Chord Substitutions

Sometimes chords can be substituted for others, as long as they remain in the same mode (major, minor or dominant). Usually (but not always) these chords are just extensions of the triad.


The chord is major, and is commonly replaced by a major 7, major 6 or major 9 chord, especially when you have several bars of the same chord and want to make it sound more exciting.

In blues music, a dominant 7 is also sometimes used instead of the I chord. Additionally, the III chord (which is minor) is also a common substitution for the I chord.


The II and III chords are minor, and can be replaced by a minor 7, minor 6 or minor 9 chord.

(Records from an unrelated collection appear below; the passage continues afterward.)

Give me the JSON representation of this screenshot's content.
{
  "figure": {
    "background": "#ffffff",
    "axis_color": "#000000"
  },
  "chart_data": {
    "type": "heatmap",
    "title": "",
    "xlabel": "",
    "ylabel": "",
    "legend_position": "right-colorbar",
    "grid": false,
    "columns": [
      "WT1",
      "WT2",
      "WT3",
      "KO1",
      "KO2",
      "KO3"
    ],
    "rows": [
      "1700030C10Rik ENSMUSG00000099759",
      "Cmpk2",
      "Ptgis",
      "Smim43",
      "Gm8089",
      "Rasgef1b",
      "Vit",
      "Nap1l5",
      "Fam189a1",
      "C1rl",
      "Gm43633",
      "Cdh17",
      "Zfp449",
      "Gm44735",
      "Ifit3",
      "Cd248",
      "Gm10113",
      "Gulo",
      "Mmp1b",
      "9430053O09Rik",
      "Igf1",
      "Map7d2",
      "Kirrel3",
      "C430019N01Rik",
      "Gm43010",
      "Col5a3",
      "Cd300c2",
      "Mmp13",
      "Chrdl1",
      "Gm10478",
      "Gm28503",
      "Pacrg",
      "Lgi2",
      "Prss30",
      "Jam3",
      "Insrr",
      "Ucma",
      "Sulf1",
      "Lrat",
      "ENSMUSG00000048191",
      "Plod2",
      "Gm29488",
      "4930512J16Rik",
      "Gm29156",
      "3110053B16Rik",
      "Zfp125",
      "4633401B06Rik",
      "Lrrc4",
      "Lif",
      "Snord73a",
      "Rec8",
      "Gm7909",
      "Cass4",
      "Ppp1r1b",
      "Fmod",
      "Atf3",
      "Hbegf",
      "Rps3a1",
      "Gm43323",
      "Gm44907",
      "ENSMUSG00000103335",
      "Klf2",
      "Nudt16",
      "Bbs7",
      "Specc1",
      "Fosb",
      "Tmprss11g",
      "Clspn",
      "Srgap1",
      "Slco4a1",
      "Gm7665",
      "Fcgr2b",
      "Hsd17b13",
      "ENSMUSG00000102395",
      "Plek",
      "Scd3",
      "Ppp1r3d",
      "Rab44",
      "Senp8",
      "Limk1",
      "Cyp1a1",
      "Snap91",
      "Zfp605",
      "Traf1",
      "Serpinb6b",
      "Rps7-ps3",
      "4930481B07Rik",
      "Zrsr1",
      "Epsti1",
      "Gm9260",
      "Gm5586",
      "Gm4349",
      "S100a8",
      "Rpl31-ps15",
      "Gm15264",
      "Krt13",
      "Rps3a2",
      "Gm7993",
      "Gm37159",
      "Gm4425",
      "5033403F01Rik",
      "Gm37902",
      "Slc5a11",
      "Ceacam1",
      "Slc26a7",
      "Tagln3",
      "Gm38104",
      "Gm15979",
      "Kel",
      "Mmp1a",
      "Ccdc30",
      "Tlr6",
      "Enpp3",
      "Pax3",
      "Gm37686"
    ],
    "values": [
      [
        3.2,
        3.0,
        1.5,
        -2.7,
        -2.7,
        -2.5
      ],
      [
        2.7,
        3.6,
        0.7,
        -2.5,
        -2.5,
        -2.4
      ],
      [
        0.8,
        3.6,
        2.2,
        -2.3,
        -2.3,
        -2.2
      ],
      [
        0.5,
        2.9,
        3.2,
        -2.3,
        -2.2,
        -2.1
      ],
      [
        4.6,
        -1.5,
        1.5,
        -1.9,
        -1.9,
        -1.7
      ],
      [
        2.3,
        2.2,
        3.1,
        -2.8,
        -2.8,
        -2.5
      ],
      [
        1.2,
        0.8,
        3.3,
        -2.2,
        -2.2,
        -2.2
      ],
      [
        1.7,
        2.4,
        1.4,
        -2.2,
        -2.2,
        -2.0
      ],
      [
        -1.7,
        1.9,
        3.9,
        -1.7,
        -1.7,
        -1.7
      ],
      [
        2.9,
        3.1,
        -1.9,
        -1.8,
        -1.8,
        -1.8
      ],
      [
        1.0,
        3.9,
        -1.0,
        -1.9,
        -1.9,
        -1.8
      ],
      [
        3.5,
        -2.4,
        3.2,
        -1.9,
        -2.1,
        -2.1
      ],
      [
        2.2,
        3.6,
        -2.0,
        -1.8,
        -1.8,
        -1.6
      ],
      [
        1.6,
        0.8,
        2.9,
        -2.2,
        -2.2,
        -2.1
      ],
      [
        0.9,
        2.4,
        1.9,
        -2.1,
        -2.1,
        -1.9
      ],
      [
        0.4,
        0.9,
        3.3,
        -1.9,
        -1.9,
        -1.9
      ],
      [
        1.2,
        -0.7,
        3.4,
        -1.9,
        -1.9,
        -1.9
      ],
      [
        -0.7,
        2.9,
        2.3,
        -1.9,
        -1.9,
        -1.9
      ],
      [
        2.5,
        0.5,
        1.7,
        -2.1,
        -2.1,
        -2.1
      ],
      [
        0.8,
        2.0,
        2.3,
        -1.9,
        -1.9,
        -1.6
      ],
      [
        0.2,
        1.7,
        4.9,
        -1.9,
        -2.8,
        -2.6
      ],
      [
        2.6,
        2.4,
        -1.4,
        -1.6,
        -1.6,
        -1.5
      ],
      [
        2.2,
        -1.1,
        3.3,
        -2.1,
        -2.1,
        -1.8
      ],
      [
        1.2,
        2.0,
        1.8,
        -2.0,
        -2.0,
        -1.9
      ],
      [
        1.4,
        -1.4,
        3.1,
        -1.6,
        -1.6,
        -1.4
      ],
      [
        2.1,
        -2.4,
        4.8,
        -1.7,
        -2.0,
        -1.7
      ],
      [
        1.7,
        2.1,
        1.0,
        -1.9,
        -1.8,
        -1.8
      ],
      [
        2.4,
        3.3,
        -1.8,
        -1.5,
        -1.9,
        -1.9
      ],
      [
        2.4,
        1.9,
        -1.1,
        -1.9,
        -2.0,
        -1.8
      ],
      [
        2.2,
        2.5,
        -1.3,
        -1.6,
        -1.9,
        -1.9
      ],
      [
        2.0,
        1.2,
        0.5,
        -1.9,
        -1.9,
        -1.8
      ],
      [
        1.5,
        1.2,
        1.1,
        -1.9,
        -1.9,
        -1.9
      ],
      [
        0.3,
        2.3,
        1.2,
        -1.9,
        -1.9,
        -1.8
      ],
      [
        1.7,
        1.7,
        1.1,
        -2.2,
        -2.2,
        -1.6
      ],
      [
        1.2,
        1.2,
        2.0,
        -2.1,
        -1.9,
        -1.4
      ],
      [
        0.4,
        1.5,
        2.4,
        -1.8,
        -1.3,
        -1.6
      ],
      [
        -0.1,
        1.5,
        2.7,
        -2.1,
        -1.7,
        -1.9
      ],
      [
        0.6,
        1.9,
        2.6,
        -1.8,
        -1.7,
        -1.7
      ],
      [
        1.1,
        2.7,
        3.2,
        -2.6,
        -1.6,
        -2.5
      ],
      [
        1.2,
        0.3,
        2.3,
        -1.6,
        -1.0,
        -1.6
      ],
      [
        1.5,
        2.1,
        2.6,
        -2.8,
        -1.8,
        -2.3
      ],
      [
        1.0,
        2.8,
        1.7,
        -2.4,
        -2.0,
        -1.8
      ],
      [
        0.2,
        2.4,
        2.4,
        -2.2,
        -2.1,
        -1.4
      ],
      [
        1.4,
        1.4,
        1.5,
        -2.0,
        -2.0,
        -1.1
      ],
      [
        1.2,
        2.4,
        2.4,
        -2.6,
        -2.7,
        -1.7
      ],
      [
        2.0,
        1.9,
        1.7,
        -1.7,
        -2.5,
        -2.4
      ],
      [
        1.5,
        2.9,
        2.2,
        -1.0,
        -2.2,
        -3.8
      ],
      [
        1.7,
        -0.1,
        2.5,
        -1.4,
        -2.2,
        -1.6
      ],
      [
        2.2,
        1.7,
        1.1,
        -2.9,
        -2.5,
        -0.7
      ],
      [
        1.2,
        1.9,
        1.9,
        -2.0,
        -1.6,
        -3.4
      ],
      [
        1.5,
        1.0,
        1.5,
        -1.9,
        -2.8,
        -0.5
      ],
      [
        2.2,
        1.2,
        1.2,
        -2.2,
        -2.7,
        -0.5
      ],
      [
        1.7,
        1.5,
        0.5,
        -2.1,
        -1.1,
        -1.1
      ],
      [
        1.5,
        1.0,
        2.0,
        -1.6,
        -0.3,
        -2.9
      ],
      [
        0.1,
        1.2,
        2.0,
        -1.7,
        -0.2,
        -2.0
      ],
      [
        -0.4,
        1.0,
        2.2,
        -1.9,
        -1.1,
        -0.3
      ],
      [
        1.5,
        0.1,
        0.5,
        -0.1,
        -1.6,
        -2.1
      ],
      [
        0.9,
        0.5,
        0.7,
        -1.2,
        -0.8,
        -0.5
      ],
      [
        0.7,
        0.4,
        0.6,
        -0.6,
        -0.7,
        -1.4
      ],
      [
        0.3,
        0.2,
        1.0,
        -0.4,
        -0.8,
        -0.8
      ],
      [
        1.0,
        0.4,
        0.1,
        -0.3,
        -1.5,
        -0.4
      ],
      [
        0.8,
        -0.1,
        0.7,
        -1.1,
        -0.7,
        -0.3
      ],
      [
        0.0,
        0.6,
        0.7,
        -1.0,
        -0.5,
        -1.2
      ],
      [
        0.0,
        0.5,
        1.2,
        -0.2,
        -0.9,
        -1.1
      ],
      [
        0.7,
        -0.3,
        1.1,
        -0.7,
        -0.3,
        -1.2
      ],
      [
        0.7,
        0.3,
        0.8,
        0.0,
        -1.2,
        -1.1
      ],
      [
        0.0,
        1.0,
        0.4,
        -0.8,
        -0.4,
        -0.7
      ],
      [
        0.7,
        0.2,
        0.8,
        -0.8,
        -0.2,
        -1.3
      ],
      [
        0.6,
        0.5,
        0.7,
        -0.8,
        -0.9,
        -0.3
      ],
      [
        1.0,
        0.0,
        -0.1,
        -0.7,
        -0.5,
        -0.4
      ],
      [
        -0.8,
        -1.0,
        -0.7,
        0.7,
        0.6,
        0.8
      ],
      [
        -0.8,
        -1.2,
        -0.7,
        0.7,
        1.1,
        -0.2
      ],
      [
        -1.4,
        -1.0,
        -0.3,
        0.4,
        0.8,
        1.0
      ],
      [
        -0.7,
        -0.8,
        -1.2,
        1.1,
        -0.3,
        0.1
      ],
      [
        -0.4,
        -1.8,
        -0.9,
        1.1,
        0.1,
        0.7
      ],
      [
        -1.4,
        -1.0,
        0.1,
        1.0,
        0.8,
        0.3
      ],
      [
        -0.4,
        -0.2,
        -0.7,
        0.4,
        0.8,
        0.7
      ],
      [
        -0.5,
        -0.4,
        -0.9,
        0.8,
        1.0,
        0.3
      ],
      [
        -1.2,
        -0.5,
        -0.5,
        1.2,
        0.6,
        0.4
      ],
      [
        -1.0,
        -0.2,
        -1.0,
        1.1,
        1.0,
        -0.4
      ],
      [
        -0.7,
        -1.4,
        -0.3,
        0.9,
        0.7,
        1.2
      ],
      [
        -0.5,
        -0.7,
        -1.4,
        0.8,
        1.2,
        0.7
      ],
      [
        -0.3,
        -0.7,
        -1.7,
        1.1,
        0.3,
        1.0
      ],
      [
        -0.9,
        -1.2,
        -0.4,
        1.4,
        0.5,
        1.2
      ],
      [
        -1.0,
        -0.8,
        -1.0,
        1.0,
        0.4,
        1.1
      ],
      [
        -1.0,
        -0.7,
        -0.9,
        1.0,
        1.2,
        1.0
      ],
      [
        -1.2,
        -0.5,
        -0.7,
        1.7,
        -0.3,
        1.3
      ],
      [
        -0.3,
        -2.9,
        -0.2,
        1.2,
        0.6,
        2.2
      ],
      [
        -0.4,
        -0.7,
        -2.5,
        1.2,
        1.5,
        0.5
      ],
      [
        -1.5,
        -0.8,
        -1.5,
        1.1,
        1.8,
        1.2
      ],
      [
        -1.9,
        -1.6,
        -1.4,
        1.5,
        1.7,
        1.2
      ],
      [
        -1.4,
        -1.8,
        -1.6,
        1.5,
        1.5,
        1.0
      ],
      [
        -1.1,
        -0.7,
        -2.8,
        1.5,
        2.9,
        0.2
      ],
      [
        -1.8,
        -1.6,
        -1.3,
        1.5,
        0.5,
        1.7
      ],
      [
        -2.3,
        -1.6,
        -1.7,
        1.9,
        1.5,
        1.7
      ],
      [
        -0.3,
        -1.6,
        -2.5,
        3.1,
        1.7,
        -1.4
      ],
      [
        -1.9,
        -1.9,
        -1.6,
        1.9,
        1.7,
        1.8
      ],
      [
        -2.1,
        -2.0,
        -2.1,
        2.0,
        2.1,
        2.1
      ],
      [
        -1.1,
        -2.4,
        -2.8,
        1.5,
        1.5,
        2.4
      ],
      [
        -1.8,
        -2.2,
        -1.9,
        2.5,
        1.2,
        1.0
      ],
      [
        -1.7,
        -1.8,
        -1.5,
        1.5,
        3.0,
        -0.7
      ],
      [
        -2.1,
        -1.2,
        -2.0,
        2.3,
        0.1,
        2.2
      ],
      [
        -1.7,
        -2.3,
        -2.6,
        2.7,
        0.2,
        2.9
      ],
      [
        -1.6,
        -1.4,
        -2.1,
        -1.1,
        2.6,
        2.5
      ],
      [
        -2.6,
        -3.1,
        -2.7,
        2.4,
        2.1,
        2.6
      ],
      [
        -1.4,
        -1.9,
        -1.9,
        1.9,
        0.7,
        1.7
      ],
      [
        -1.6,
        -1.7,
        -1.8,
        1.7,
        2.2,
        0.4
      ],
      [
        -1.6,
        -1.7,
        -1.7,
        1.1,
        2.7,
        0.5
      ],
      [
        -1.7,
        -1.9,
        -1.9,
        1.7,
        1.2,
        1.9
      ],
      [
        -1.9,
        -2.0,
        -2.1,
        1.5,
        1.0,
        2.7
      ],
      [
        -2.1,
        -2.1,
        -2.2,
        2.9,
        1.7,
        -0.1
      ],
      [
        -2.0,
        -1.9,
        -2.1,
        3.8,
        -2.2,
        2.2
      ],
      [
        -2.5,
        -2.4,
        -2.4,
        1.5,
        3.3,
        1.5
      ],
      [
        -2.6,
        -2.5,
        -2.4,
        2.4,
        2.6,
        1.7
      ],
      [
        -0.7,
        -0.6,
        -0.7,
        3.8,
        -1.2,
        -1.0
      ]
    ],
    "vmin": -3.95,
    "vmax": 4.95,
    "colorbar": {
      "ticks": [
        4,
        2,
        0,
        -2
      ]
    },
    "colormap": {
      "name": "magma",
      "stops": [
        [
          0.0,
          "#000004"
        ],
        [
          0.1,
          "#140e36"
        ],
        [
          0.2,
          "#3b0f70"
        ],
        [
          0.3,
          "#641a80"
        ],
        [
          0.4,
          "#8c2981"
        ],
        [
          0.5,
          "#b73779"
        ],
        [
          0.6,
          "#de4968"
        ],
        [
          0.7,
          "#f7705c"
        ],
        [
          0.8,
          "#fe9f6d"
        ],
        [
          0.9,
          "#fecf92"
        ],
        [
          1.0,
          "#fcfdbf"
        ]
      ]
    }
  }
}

The IV chord is major and is commonly replaced by a dominant 7th chord in blues. We can also substitute a major 7 or major 6 similar to the I chord.

Another common trick on the IV chord is to play the major chord and then follow it with a minor chord of the same root, or to replace the major IV chord with it’s parallel minor chord altogether. This occurs in songs such as ‘My Way’ by Frank Sinatra and ‘Nobody Home’ by Pink Floyd (see Modal Interchange).


The chord is dominant, and as such any number of extended and/or altered chords can be substituted.

We can use a 7th, 9th, 11th, 13th, 7b9, 7#9, 7b5, 13b5b9, 11#5, 7#5b9 – the list is extensive. It really depends on the progression that it fits into.

It is also possible to substitute a diminished chord for the V chord. A lot of popular songs, however, simply use the dominant 7 as a substitution for the chord.

We can also use a minor chord to replace or precede the dominant chord. This minor chord has a root note a fifth higher than the dominant chord, and it is a close relative of the dominant. If preceding the V chord, this additional chord then creates a brief II-V-I progression in the music.